Biological effect of anaphylatoxin C5a on the generation of anti-inflammatory substances in leukocyte adsorption.

Anaphylatoxins, which are involved in both pro-inflammatory processes and a variety of anti-inflammatory effects, are produced during granulocyte and monocyte adsorptive apheresis. We noticed the anti-inflammatory effects of C5a, the strongest anaphylatoxin, in granulocyte and monocyte adsorptive apheresis. The aim of this study was to investigate the effect of C5a on interleukin-1 receptor antagonist (IL-1ra) and hepatocyte growth factor (HGF) generation in granulocyte and monocyte adsorption. Peripheral blood containing nafamostat mesilate as an endogenous complement activation inhibitor was divided into four groups: (1) no recombinant C5a added, no contact with cellulose acetate (CA) beads (control group); (2) no C5a added, contact with CA beads; (3) C5a added, no contact with CA beads; and (4) C5a added, contact with CA beads. After incubation, IL-1ra and HGF in plasma were measured. IL-1ra was significantly higher in group 3, in which only C5a was added in the absence of CA beads, compared to groups 2 (P < 0.01) and 4 (P < 0.05). HGF was significantly higher only in group 4, in which C5a was added in the presence of CA beads (P < 0.05), but did not increase in the absence of CA beads. C5a can directly induce IL-1ra generation without the granulocyte and monocyte adsorption stimuli to CA beads, but can synergistically induce HGF generation with the adsorption stimuli, indicating C5a has different effects on IL-1ra and HGF generation.

Complement activation is involved in biological responses to leukocyte adsorptive apheresis.

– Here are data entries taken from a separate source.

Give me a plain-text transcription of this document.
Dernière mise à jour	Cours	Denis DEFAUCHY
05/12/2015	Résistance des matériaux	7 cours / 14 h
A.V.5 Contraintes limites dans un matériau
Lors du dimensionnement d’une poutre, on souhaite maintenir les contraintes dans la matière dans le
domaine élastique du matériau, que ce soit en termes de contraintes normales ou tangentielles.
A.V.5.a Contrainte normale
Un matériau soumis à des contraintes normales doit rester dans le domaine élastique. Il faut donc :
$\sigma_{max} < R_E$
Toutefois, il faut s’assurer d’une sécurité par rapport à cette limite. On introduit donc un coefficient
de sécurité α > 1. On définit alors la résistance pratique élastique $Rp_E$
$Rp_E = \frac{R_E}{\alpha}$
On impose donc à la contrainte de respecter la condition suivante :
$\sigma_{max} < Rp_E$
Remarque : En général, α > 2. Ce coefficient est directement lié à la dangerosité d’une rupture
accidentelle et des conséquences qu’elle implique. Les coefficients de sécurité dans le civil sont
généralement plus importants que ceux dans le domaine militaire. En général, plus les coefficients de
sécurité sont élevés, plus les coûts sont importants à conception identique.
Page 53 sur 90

We examined the effects of complement activation on the biological responses of cellulose acetate (CA) beads. Peripheral blood containing the complement activation inhibitor nafamostat mesilate (NM) or heparin was incubated with CA beads in vitro. Thereafter, the fraction of adsorbed granulocytes as well as the generation of complement activation fragments (C3a and C5a) and interleukin 1 receptor antagonist (IL-1ra) were measured. Granulocyte adsorption, complement activation, and IL-1ra release were significantly inhibited in the presence of NM. Adsorption was significantly increased onto CA beads pretreated with plasma containing heparin even in the presence of NM and adding C3a or C5a enhanced IL-1ra release. These results suggested that bound complement fragment (e.g., C3b) on CA beads plays a central role in granulocyte adsorption to CA beads and that C3a and C5a augment the release of anti-inflammatory substances. We therefore conclude that complement activation is involved in these biological responses of leukocyte apheresis.